Untuk diriku yang pernah rapuh,
Tak apa jika mencoba untuk sedikit angkuh.
Belajar dari hal lalu tentu perlu,
Agar mampu berdiri kokoh, dan terus melangkah maju.
(Jogjakarta, 28 Maret 2014)
Apa yang masih dia kejar di usia dua puluh delapan tahun? Sebuah pertanyaan yang sangat sering Tesalonika Dahayu Ivory dengar, tetapi kini dia sama sekali tak berminat untuk menjawabnya.
Ada yang salah, jika dia masih ingin berkeliling Indonesia atau bahkan seluruh dunia? Ada yang salah, jika dia masih ingin melanjutkan pendidikannya? Atau memang salah, jika seusianya masih melepas penat dengan menonton konser penyanyi favoritnya?
Ayu, begitu orang-orang memanggilnya, sangat membenci stereotip yang sudah telanjur mengakar dalam kehidupan bermasyarakat. Seperti wanita yang seharusnya menikah di usia seperempat abad, dan memiliki anak setelahnya. Entah berapa ratus pertanyaan yang sudah dia dengar juga, perkara kapan dia menikah, atau kenapa sampai sekarang belum terlihat membawa pasangan.
Ayu memang mendambakan pernikahan, tetapi dia tidak mau terjebak pada orang yang salah. Pengalaman sekitar juga apa yang dia rasakan waktu kecil, selalu membuatnya waspada. Ayu memang dilahirkan dari pasangan yang saling mencintai, tetapi tidak dengan keluarga dari pihak Ayahnya yang terus menentang keberadaan Ibunya. Hal itu membuatnya sangat selektif memilih pasangan, dan mungkin berlangsung hingga sekarang.
Ayu ingat betul, jika Daisy--sahabat terbaiknya selalu berkomentar setiap dia dekat dengan seorang pria, tetapi pada akhirnya tidak pernah berhasil. Sahabatnya itu telah menambahkan gelar Sp. G dibelakang namanya yang berarti spesialis ghosting.
Ngomong-ngomong tentang sahabatnya, tiga bulan yang lalu, sahabatnya itu telah melabuhkan hatinya. Daisy menerima lamaran Samuel Kaivan, penyiar radio yang merupakan selebgram dan juga pembisnis yang dikenalnya dari kencan buta. Saat itu, sebagai sahabat setia, tentu Ayu ikut menemani sahabatnya, dia bahkan juga harus mengikuti kencan konyol yang disusun Daisy.
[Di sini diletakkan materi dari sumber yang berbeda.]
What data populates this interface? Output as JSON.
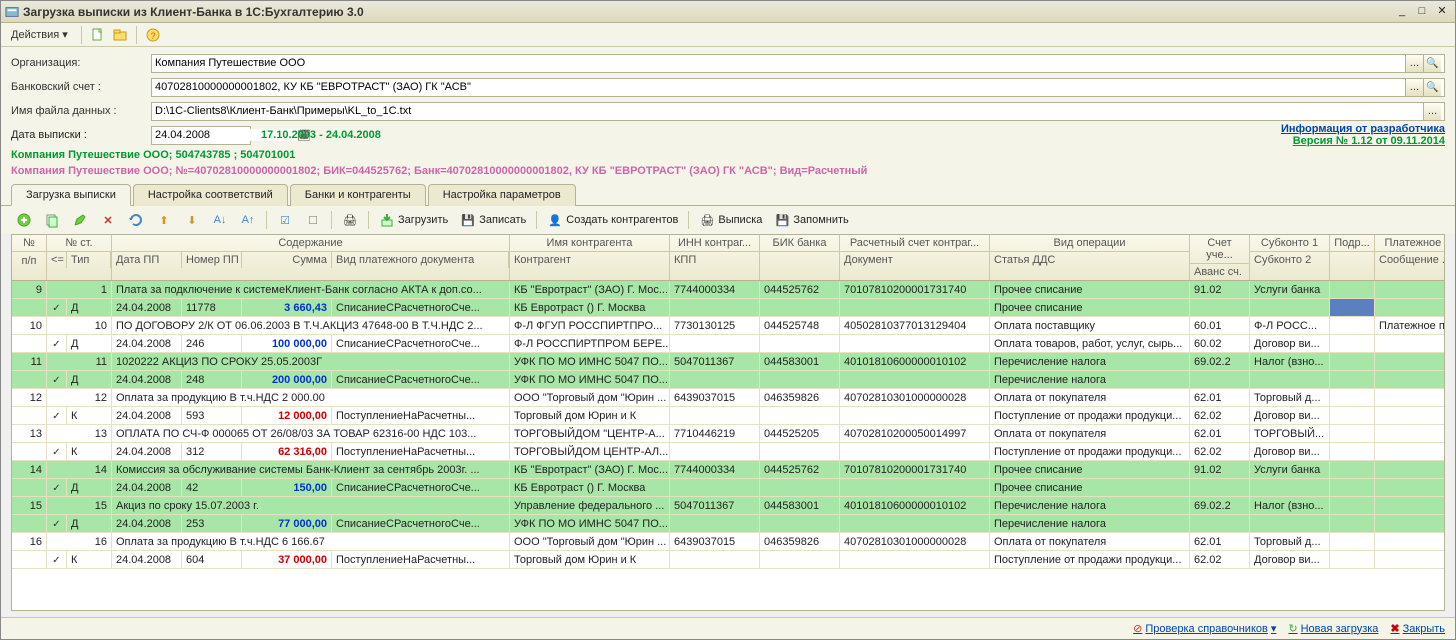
{
  "window": {
    "title": "Загрузка выписки из Клиент-Банка в 1С:Бухгалтерию 3.0"
  },
  "menu": {
    "actions": "Действия"
  },
  "form": {
    "org_label": "Организация:",
    "org_value": "Компания Путешествие ООО",
    "account_label": "Банковский счет :",
    "account_value": "40702810000000001802, КУ КБ \"ЕВРОТРАСТ\" (ЗАО) ГК \"АСВ\"",
    "file_label": "Имя файла данных :",
    "file_value": "D:\\1C-Clients8\\Клиент-Банк\\Примеры\\KL_to_1C.txt",
    "date_label": "Дата выписки :",
    "date_value": "24.04.2008",
    "date_range": "17.10.2003 - 24.04.2008",
    "dev_info": "Информация от разработчика",
    "version": "Версия № 1.12 от 09.11.2014"
  },
  "info_line1": "Компания Путешествие ООО; 504743785 ; 504701001",
  "info_line2": "Компания Путешествие ООО; №=40702810000000001802; БИК=044525762; Банк=40702810000000001802, КУ КБ \"ЕВРОТРАСТ\" (ЗАО) ГК \"АСВ\"; Вид=Расчетный",
  "tabs": [
    "Загрузка выписки",
    "Настройка соответствий",
    "Банки и контрагенты",
    "Настройка параметров"
  ],
  "toolbar": {
    "load": "Загрузить",
    "save": "Записать",
    "create": "Создать контрагентов",
    "statement": "Выписка",
    "remember": "Запомнить"
  },
  "headers": {
    "npp": "№ п/п",
    "nst": "№ ст.",
    "content": "Содержание",
    "contragent": "Имя контрагента",
    "inn": "ИНН контраг...",
    "bik": "БИК банка",
    "rs": "Расчетный счет контраг...",
    "op": "Вид операции",
    "account": "Счет уче...",
    "sub1": "Субконто 1",
    "podr": "Подр...",
    "pp": "Платежное п...",
    "lt": "<=",
    "tip": "Тип",
    "datepp": "Дата ПП",
    "nompp": "Номер ПП",
    "sum": "Сумма",
    "vidpd": "Вид платежного документа",
    "contragent2": "Контрагент",
    "kpp": "КПП",
    "empty": "",
    "doc": "Документ",
    "dds": "Статья ДДС",
    "avans": "Аванс сч.",
    "sub2": "Субконто 2",
    "msg": "Сообщение ..."
  },
  "rows": [
    {
      "g": 1,
      "c": [
        "9",
        "1",
        "Плата за подключение к системеКлиент-Банк согласно АКТА к доп.со...",
        "КБ \"Евротраст\" (ЗАО) Г. Мос...",
        "7744000334",
        "044525762",
        "70107810200001731740",
        "Прочее списание",
        "91.02",
        "Услуги банка",
        "",
        ""
      ]
    },
    {
      "g": 1,
      "c": [
        "",
        "",
        "",
        "",
        "",
        "",
        "",
        "Прочее списание",
        "",
        "",
        "",
        ""
      ],
      "d": [
        "✓",
        "Д",
        "24.04.2008",
        "11778",
        "3 660,43",
        "СписаниеСРасчетногоСче...",
        "КБ Евротраст () Г. Москва"
      ],
      "ac": "blue",
      "hlpodr": true
    },
    {
      "g": 0,
      "c": [
        "10",
        "10",
        "ПО ДОГОВОРУ 2/К ОТ 06.06.2003 В Т.Ч.АКЦИЗ 47648-00 В Т.Ч.НДС 2...",
        "Ф-Л ФГУП РОССПИРТПРО...",
        "7730130125",
        "044525748",
        "40502810377013129404",
        "Оплата поставщику",
        "60.01",
        "Ф-Л РОСС...",
        "",
        "Платежное п..."
      ]
    },
    {
      "g": 0,
      "c": [
        "",
        "",
        "",
        "",
        "",
        "",
        "",
        "Оплата товаров, работ, услуг, сырь...",
        "60.02",
        "Договор ви...",
        "",
        ""
      ],
      "d": [
        "✓",
        "Д",
        "24.04.2008",
        "246",
        "100 000,00",
        "СписаниеСРасчетногоСче...",
        "Ф-Л РОССПИРТПРОМ БЕРЕ..."
      ],
      "ac": "blue"
    },
    {
      "g": 1,
      "c": [
        "11",
        "11",
        "1020222 АКЦИЗ ПО СРОКУ 25.05.2003Г",
        "УФК ПО МО ИМНС 5047 ПО...",
        "5047011367",
        "044583001",
        "40101810600000010102",
        "Перечисление налога",
        "69.02.2",
        "Налог (взно...",
        "",
        ""
      ]
    },
    {
      "g": 1,
      "c": [
        "",
        "",
        "",
        "",
        "",
        "",
        "",
        "Перечисление налога",
        "",
        "",
        "",
        ""
      ],
      "d": [
        "✓",
        "Д",
        "24.04.2008",
        "248",
        "200 000,00",
        "СписаниеСРасчетногоСче...",
        "УФК ПО МО ИМНС 5047 ПО..."
      ],
      "ac": "blue"
    },
    {
      "g": 0,
      "c": [
        "12",
        "12",
        "Оплата за продукцию    В т.ч.НДС 2 000.00",
        "ООО \"Торговый дом \"Юрин ...",
        "6439037015",
        "046359826",
        "40702810301000000028",
        "Оплата от покупателя",
        "62.01",
        "Торговый д...",
        "",
        ""
      ]
    },
    {
      "g": 0,
      "c": [
        "",
        "",
        "",
        "",
        "",
        "",
        "",
        "Поступление от продажи продукци...",
        "62.02",
        "Договор ви...",
        "",
        ""
      ],
      "d": [
        "✓",
        "К",
        "24.04.2008",
        "593",
        "12 000,00",
        "ПоступлениеНаРасчетны...",
        "Торговый дом Юрин и К"
      ],
      "ac": "red"
    },
    {
      "g": 0,
      "c": [
        "13",
        "13",
        "ОПЛАТА ПО СЧ-Ф 000065 ОТ 26/08/03 ЗА ТОВАР  62316-00 НДС 103...",
        "ТОРГОВЫЙДОМ \"ЦЕНТР-А...",
        "7710446219",
        "044525205",
        "40702810200050014997",
        "Оплата от покупателя",
        "62.01",
        "ТОРГОВЫЙ...",
        "",
        ""
      ]
    },
    {
      "g": 0,
      "c": [
        "",
        "",
        "",
        "",
        "",
        "",
        "",
        "Поступление от продажи продукци...",
        "62.02",
        "Договор ви...",
        "",
        ""
      ],
      "d": [
        "✓",
        "К",
        "24.04.2008",
        "312",
        "62 316,00",
        "ПоступлениеНаРасчетны...",
        "ТОРГОВЫЙДОМ ЦЕНТР-АЛ..."
      ],
      "ac": "red"
    },
    {
      "g": 1,
      "c": [
        "14",
        "14",
        "Комиссия за обслуживание системы Банк-Клиент за сентябрь 2003г. ...",
        "КБ \"Евротраст\" (ЗАО) Г. Мос...",
        "7744000334",
        "044525762",
        "70107810200001731740",
        "Прочее списание",
        "91.02",
        "Услуги банка",
        "",
        ""
      ]
    },
    {
      "g": 1,
      "c": [
        "",
        "",
        "",
        "",
        "",
        "",
        "",
        "Прочее списание",
        "",
        "",
        "",
        ""
      ],
      "d": [
        "✓",
        "Д",
        "24.04.2008",
        "42",
        "150,00",
        "СписаниеСРасчетногоСче...",
        "КБ Евротраст () Г. Москва"
      ],
      "ac": "blue"
    },
    {
      "g": 1,
      "c": [
        "15",
        "15",
        "Акциз по сроку 15.07.2003 г.",
        "Управление федерального ...",
        "5047011367",
        "044583001",
        "40101810600000010102",
        "Перечисление налога",
        "69.02.2",
        "Налог (взно...",
        "",
        ""
      ]
    },
    {
      "g": 1,
      "c": [
        "",
        "",
        "",
        "",
        "",
        "",
        "",
        "Перечисление налога",
        "",
        "",
        "",
        ""
      ],
      "d": [
        "✓",
        "Д",
        "24.04.2008",
        "253",
        "77 000,00",
        "СписаниеСРасчетногоСче...",
        "УФК ПО МО ИМНС 5047 ПО..."
      ],
      "ac": "blue"
    },
    {
      "g": 0,
      "c": [
        "16",
        "16",
        "Оплата за продукцию    В т.ч.НДС 6 166.67",
        "ООО \"Торговый дом \"Юрин ...",
        "6439037015",
        "046359826",
        "40702810301000000028",
        "Оплата от покупателя",
        "62.01",
        "Торговый д...",
        "",
        ""
      ]
    },
    {
      "g": 0,
      "c": [
        "",
        "",
        "",
        "",
        "",
        "",
        "",
        "Поступление от продажи продукци...",
        "62.02",
        "Договор ви...",
        "",
        ""
      ],
      "d": [
        "✓",
        "К",
        "24.04.2008",
        "604",
        "37 000,00",
        "ПоступлениеНаРасчетны...",
        "Торговый дом Юрин и К"
      ],
      "ac": "red"
    }
  ],
  "status": {
    "check": "Проверка справочников",
    "new": "Новая загрузка",
    "close": "Закрыть"
  },
  "cols": {
    "npp": 35,
    "lt": 20,
    "nst": 45,
    "tip": 28,
    "datepp": 70,
    "nompp": 60,
    "sum": 90,
    "vidpd": 150,
    "contragent": 160,
    "inn": 90,
    "bik": 80,
    "rs": 150,
    "op": 200,
    "account": 60,
    "sub1": 80,
    "podr": 45,
    "pp": 95
  }
}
Namun, sebagaimana kencan itu ada karena Daisy, maka hanya Daisy juga yang berhasil. Sedangkan Sonya, sahabat yang Daisy temukan saat kuliah, berakhir sama seperti dirinya. Hilang jejak, atau lebih tepatnya Ayu yang menghilang, karena sekalipun terlibat obrolan seru, hatinya sama sekali tidak beranjak.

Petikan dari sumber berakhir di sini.